1. Für die Prüfung, ob eine - grundsätzlich zulässige - Anfechtung der Rücknahme einer Patentanmeldung gemäß § 119 BGB in Betracht kommt (vgl BGH BlPMZ 1977, 171), besteht nur dann Anlaß, wenn feststeht, daß eine wirksame Rücknahmeerklärung vorliegt. Diese Voraussetzung ist hier entgegen der Ansicht der Prüfungsstelle nicht erfüllt; die abgegebene Rücknahmeerklärung war vielmehr auflösend bedingt (§ 158 Abs 2 BGB).

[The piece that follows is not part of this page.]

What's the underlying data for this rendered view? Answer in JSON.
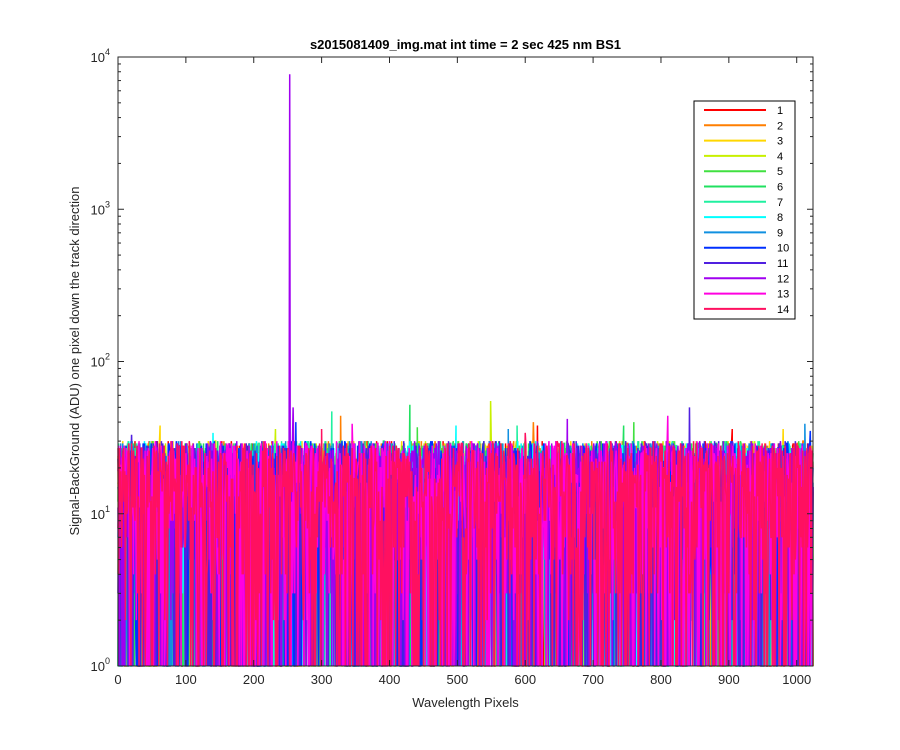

2. Die am 2. Januar 2000 eingegangene Erklärung des Rechtsvorgängers der Anmelderin
"Hiermit nehme ich die Anmeldung gemäß § 32 Abs 4 PatG zurück. Damit unterbleibt deren voraussichtliche Veröffentlichung vom 2. März 2000"

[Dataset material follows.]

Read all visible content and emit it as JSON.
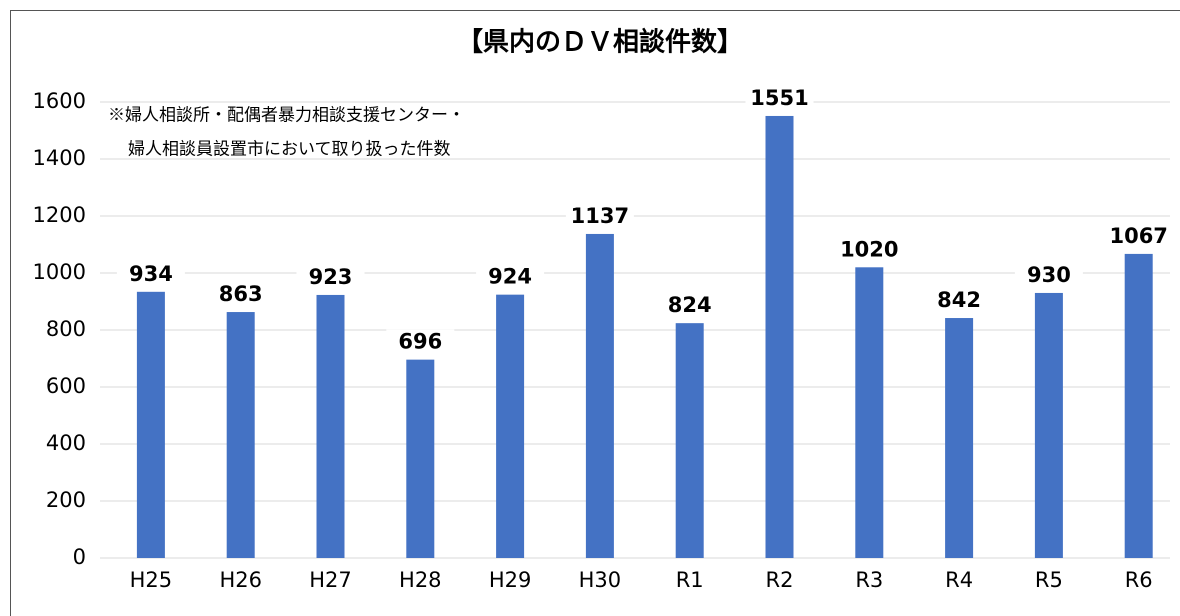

bedarf der Auslegung, denn sie stellt in ihrem Gesamtzusammenhang keine ausschließliche und eindeutige Rücknahme der Anmeldung dar. Nach den auch für Verfahrenshandlungen geltenden Auslegungsregeln des bürgerlichen Rechts gemäß § 123 BGB ist der in der Erklärung zum Ausdruck kommende wirkliche Wille des Erklärenden zu erforschen, wie ihn das Patentamt als Erklärungsempfänger nach den objektiv erkennbaren Umständen des Falles und der Interessenlage des Erklärenden vernünftigerweise verstehen mußte (vgl Schulte, PatG, 6. Aufl, vor § 34 Rdn 105; Thomas/Putzo, ZPO, 23. Aufl, Einl III Rdn 18; Zöller, ZPO, 22. Aufl, vor § 128 Rdn 25).
a.) Der Rechtsvorgänger der Anmelderin hat in seiner Erklärung zum Ausdruck gebracht, daß er mit der Rücknahme der Anmeldung die Veröffentlichung der Offenlegungsschrift gemäß § 32 Abs 4 PatG verhindern will, ohne daß er diesen Zweck allerdings wörtlich zur Bedingung der Rücknahmeerklärung gemacht hat. Ein an dem reinen Wortlaut der Erklärung haftendes Verständnis als vorbehaltlose unbedingte Rücknahme der Anmeldung, unabhängig davon, ob die Offenlegung unterbleibt oder nicht, entspricht jedoch erkennbar nicht dem wirklichen Willen und dem Interesse des Rechtsvorgängers der Anmelderin. Bei der Auslegung seiner Erklärung muß insbesondere auch die verfahrensrechtliche Situation berücksichtigt werden, in der er sich bei der Rücknahme der Anmeldung befunden hat.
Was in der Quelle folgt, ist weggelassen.